The timing is perfect. International development agencies are beginning to show an interest in supporting the development of secondary cities; however, there is little credible scholarship on the issue. To help close that knowledge gap, the Cities Alliance commissioned a global study on the systems of secondary cities in five regions and 16 countries, titled The System of Secondary Cities, which is expected to be published in September.
“Secondary Cities are asset rich and cash poor. How to better use these assets is a key for development.”
--Dr. Brian Roberts, Author of The System of Secondary Cities
Undertaken by Land Equity International Australia, the study examines the role secondary cities play in the development of global regions and nations, and how countries have approached urbanisation, decentralisation and other issues to support the development of a balanced system of cities.
The System of Secondary Cities will be formally launched in September 2014, but to mark WUF the Cities Alliance released a CIVIS knowledge product introducing some of the study’s key findings, and their potential benefits for economic development.
And they are startling. The study argues that with a more efficient system of secondary cities, many poor cities and rural regions could double or even triple their GDP. Small and medium-sized cities can facilitate the localised production, transportation, and transfer of goods and services throughout a country.
They can also enable other substantial economic benefits, including: industry agglomeration, localised supply chains and networks, a diverse economic and employment base, and a broad housing mix.
Sparking Discussion at WUF
These issues and others were the centre of a lively networking event at WUF on “Secondary Cities- Key links for equitable and sustainable city system,” organised by the Cities Alliance Secretariat in collaboration with the Inter-American Development Bank (IADB).
Chaired by Clare Short, former UK Secretary of State for International Development, the event attracted over 120 participants and featured panelists that included representatives from the National Planning Department Colombia, United Cities and Local Governments (UCLG) and the IADB.
Based on key inputs provided by Prof Brian Roberts from the University of Canberra, author of the The Systems of Secondary Cities, the discussion culminated in an agreement that the role of secondary cities is mostly overlooked in contemporary development approaches – a missed opportunity, because these cities can turn out to be crucial drivers of urbanising and thriving economies.
The discussion explored challenges that secondary cities are facing and some recommendations for how to address them. Key recommendations are:
- National policies can play an especially important role in supporting the development of secondary cities.

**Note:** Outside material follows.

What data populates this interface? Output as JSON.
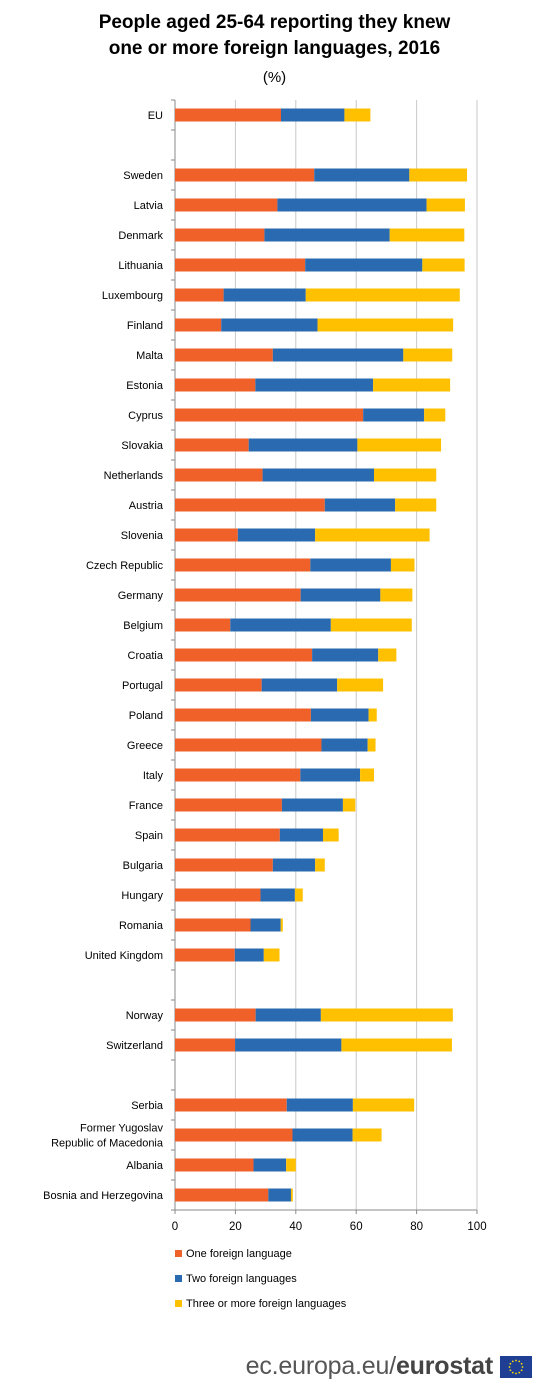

Countries that implement urbanisation policies to improve the development of the national system of cities tend to be much more successful in managing urbanisation, city development, and ensuring equity between cities than countries that allocate a disproportionate amount of their public resources to the development of one or two large cities.
- Decentralisation helps as well; the more autonomy secondary cities have, the more competitive, dynamic, and self-sufficient they are likely to be.

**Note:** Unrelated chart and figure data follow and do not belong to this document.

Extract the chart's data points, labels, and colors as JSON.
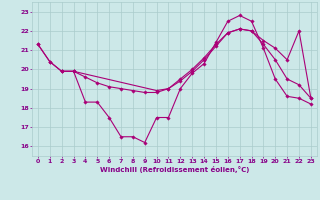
{
  "xlabel": "Windchill (Refroidissement éolien,°C)",
  "background_color": "#cce8e8",
  "line_color": "#aa0077",
  "grid_color": "#aacccc",
  "xlim": [
    -0.5,
    23.5
  ],
  "ylim": [
    15.5,
    23.5
  ],
  "xticks": [
    0,
    1,
    2,
    3,
    4,
    5,
    6,
    7,
    8,
    9,
    10,
    11,
    12,
    13,
    14,
    15,
    16,
    17,
    18,
    19,
    20,
    21,
    22,
    23
  ],
  "yticks": [
    16,
    17,
    18,
    19,
    20,
    21,
    22,
    23
  ],
  "series1_x": [
    0,
    1,
    2,
    3,
    4,
    5,
    6,
    7,
    8,
    9,
    10,
    11,
    12,
    13,
    14,
    15,
    16,
    17,
    18,
    19,
    20,
    21,
    22,
    23
  ],
  "series1_y": [
    21.3,
    20.4,
    19.9,
    19.9,
    18.3,
    18.3,
    17.5,
    16.5,
    16.5,
    16.2,
    17.5,
    17.5,
    19.0,
    19.8,
    20.3,
    21.4,
    22.5,
    22.8,
    22.5,
    21.1,
    19.5,
    18.6,
    18.5,
    18.2
  ],
  "series2_x": [
    2,
    3,
    10,
    11,
    12,
    13,
    14,
    15,
    16,
    17,
    18,
    19,
    20,
    21,
    22,
    23
  ],
  "series2_y": [
    19.9,
    19.9,
    18.9,
    19.0,
    19.5,
    20.0,
    20.6,
    21.3,
    21.9,
    22.1,
    22.0,
    21.5,
    21.1,
    20.5,
    22.0,
    18.5
  ],
  "series3_x": [
    0,
    1,
    2,
    3,
    4,
    5,
    6,
    7,
    8,
    9,
    10,
    11,
    12,
    13,
    14,
    15,
    16,
    17,
    18,
    19,
    20,
    21,
    22,
    23
  ],
  "series3_y": [
    21.3,
    20.4,
    19.9,
    19.9,
    19.6,
    19.3,
    19.1,
    19.0,
    18.9,
    18.8,
    18.8,
    19.0,
    19.4,
    19.9,
    20.5,
    21.2,
    21.9,
    22.1,
    22.0,
    21.3,
    20.5,
    19.5,
    19.2,
    18.5
  ]
}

- Economic competition between cities can help them learn how to be more competitive at the regional or global level. National governments can National governments can encourage competition between cities and assist them in enhancing their governance efficiency and business competitiveness.
Throughout the debate, participants highlighted that any focus on secondary cities should not exclude the role of primary cities or large metropolitan areas. Rather, it is important to focus on developing a balanced system that taps the potential of both primary and secondary cities.